Manage Your Workload
Overwhelmed by work? This is an opportunity to either manage your time more efficiently and/or discuss with senior lawyers how you can be most effective. If you are losing sleep you are less effective; if you are stressed to the point of exhaustion you are less effective; if you are further isolated you are less effective. One tip on how you can manage your tasks on a daily basis is to take out a piece of paper and split it into four quadrants, as below (also Google Steven Covey). Organize your tasks into each box and begin work under the following guidelines.

chart

No matter how well organized you are, sometimes the workload is just too much. However much it may hurt your ego or your perceived reputation, it may be better to lessen your workload (and in fact it will probably help your reputation to deliver excellent work consistently than to deliver sub-par work consistently) and to say “no” to incoming work.

Communicate!
While communication errors are the primary source of claims for just about any lawyer of any vintage, new lawyers do seem to fare better on this score. Be careful when discussing the prospects of a case with your client. Throw out a number valuing a case at intake, and that sets an anchor in the client’s mind for the life of the file. If you settle outside of the number, you risk upsetting your client which can in turn trigger a malpractice claim. Discuss the strengths and weakness of the case with confidence, but think twice before you give an estimate.

Transactional lawyers should clearly document the client’s intentions and your recommendations. Does a real estate client want to add another floor to a building? What are the chances the permits can be obtained? Does a client buying out a company want to break certain business relationships and create new ones? Are the existing contracts amenable to such a change? When a client says one thing and you do another, this can result in a malpractice claim. If you have documented your client’s intentions and your recommendations, you can better protect yourself in the event of a claim.

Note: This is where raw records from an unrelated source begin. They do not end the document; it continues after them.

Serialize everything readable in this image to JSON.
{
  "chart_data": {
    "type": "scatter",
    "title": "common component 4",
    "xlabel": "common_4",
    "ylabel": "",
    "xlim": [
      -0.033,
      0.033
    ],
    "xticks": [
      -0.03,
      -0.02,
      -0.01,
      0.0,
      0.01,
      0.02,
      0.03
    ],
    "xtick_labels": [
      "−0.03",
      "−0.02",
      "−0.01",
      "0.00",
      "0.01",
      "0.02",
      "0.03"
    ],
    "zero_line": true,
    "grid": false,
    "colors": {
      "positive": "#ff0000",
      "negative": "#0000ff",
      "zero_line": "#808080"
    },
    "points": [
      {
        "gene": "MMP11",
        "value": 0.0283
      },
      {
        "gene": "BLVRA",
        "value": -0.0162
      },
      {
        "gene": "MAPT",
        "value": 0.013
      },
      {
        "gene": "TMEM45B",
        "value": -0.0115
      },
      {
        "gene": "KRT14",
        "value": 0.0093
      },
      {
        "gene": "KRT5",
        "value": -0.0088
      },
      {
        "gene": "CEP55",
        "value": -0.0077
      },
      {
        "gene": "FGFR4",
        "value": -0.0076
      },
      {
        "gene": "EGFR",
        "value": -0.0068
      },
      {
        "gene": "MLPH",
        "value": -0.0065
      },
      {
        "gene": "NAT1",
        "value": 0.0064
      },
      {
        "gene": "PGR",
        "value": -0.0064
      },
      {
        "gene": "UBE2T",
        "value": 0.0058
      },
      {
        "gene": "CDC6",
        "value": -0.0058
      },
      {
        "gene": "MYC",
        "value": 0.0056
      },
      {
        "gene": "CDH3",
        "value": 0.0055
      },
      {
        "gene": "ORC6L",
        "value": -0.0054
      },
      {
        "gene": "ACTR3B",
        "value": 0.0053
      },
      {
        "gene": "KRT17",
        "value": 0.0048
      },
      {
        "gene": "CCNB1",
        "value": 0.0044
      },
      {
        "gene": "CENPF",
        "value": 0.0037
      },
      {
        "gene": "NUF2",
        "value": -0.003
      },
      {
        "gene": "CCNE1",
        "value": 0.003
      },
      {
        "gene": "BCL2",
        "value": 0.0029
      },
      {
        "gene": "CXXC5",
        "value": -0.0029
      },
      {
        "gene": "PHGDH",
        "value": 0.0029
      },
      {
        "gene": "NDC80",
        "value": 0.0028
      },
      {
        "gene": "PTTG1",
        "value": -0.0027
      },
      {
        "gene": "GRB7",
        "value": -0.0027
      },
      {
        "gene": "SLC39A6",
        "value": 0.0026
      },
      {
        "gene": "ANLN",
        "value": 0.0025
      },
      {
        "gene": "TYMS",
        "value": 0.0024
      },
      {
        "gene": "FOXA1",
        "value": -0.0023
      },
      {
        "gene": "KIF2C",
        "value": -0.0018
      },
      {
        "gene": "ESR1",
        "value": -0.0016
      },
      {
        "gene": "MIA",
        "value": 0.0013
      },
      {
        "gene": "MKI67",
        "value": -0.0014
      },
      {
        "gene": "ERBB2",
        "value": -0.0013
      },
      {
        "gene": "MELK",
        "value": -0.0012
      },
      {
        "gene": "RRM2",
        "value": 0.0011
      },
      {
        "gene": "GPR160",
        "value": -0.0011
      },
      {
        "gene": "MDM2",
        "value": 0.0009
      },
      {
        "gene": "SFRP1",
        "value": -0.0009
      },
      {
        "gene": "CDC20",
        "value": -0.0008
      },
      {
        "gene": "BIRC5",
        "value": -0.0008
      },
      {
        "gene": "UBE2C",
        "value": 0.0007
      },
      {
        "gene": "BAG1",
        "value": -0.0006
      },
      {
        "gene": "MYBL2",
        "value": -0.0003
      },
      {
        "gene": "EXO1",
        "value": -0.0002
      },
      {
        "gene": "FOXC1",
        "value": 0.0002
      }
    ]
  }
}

Good communication is about being honest with your client and keeping your client apprised of the steps in a file. Give recommendations and take instructions, and document when you do both.

Investigating a file
Inadequate investigation is the third most common cause of malpractice claims for lawyers at all experience levels. A typical example is not asking the right questions at a client interview. Before drafting a will, the lawyer should at a minimum probe into what assets the clients own and where they are, and determine whether there are children or other beneficiaries from other relationships that may claim a right to property in the estate. Similarly, a corporate lawyer helping a client buy a business should at least ensure all obligations are determined as part of the due diligence process. And real estate lawyers should investigate any liens, easements, encroachments, and other restrictions. Determining these issues can be easily done by asking the client or the other parties involved, but omitting to ask can lead to nasty surprises.

Inadequate investigation also includes not hiring the right experts to assess what’s at stake. Personal injury lawyers may not be able to properly assess damages without a medical expert report to determine long-term prognosis, and family lawyers may be better off relying on an accountant to value a cash business, instead of doing it themselves with potentially faulty assumptions. In most practice areas there are times when an expert can do a better job than the lawyer, and the extra expense may be worth the while.

Conclusion
In these economic times it is prudent to minimize costs where possible. This includes minimizing the cost in time and money of dealing with malpractice claims. Practices, policies, and procedures yield big dividends as practice management tools. They can help you manage similar files consistently, keep you on top of your tasks, and ensure that others in your office are able to step in should you need help. Avoid malpractice claims and build the good habits that will form the foundation for your future experienced self.